In other words, I would drive Claire insane if I tried to parent her the way I parented MG. We still co-sleep because I'm lazy and I don't want to get up in the night, but she starts the night in the crib - something MG didn't do until she was 12 months old, maybe older, it's hard to remember through the sleep deprivation. Claire will wean much earlier than MG did, because she's not a nurse addict. I wear her in the sling because I need my hands to wrangle MG, but she's just as happy in the cart or the stroller. I wear her because I want to, because I enjoy it, not because I have to.

In other words, different kids have different needs, and smart parents (am I flattering myself too much if I say good parents?) adapt their parenting style/philosophy to the kid they have.

You parent the kid you have. You give your kid what he or she needs to be happy and successful, insofar as you are able to do so. What works for my kid may or may not work for your kid. What works for your first kid may or may not work for your subsequent kids. So can we all stop judging each other and just get on with the business of doing what's best for our kids, ourselves, and our families?

And as for the "experts," I think it's a good idea to follow my rule - I only accept parenting advice from people whose kids I would want to live with. I might use other people (even people without kids) for ideas, or solutions I hadn't thought of on my own, but if someone whose kids are holy terrors (not that any of YOUR kids are holy terrors, I'm talking about foolish people who don't read my blog!) tells me that I'm wrongity wrong wrong, well, let's just say that I don't spend a lot of angst on their opinion. I don't know Dr. Sears' kids, or Dr. Ferber's kids, or Dr. Seuss' kids for that matter, and they don't know mine, so I reserve the right to completely ignore everything they say if it goes against my instincts, and you should too.

2 comments:

Trena said...

We are also doing the attachment parenting thing at our house...out of sheer necessity as well. I love Owen to death, but there are times where he just wears me out and it isn't worth fighting (listening to him just get more and more mad and not any closer to actually going to sleep when we try CIO with him in his crib) and yeah, I'd really like for him to be weaned at 18 months...but it doesn't look like that's happening any time soon either ;). I don't look down on people who do it another way (although I might be a little jealous of the amount of sleep those not co-sleeping are getting), we just did it this way because it worked for us and will change it up and around for any future children we might be blessed with as well.

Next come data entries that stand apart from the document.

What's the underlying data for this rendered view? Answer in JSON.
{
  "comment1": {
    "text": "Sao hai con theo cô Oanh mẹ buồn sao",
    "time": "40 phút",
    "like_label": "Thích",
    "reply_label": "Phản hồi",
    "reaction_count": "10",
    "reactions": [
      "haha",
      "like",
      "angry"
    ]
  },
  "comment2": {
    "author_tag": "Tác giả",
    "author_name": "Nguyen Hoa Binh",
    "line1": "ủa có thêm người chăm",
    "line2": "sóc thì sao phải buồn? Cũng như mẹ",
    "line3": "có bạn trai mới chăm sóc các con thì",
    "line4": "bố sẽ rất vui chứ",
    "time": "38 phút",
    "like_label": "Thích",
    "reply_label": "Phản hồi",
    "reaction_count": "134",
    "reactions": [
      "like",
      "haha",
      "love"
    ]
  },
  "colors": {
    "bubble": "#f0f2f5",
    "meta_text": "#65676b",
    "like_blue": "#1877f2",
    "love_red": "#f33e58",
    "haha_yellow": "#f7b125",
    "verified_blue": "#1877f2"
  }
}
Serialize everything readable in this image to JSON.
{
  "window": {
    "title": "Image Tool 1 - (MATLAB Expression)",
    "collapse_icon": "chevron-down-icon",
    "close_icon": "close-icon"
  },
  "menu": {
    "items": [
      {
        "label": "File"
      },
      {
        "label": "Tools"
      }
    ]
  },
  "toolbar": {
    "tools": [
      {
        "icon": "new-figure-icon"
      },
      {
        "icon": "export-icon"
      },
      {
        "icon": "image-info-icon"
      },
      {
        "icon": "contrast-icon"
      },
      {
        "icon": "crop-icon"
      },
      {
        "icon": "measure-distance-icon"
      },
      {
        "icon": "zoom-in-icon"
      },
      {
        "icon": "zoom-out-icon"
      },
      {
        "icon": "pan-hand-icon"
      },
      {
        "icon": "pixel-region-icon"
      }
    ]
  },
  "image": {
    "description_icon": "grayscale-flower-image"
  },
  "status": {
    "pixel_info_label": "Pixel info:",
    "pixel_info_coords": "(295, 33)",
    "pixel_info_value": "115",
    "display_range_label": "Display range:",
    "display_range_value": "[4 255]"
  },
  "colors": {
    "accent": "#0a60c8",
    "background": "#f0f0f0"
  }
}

I am hopeful, after reading about your experience with you two different daughters, that we too might be blessed to someday have a child who doesn't regard sleep as something awful and terrible. I joke to my husband that I love Owen dearly, but would really love it if our other children might come wired a little differently with regard to sleep.

Anonymous said...

"In other words, different kids have different needs, and smart parents (am I flattering myself too much if I say good parents?) adapt their parenting style/philosophy to the kid they have."

Sweetie... that *is* attachment parenting. You're creating a close enough bond with each of your kids that you know what they need, in part because you can understand what they're telling you. You *get* that you have two different kids with distinct personalities, and you don't try to parent them both the same way.

I'm a big fan of the whole AP thing, but then I got lucky to have an easygoing, mellow kid. Her only problem is that since I self-medicated on chocolate through most of my pregnancy, she thinks she has a right to my organic 76% cacao gourmet nirvana.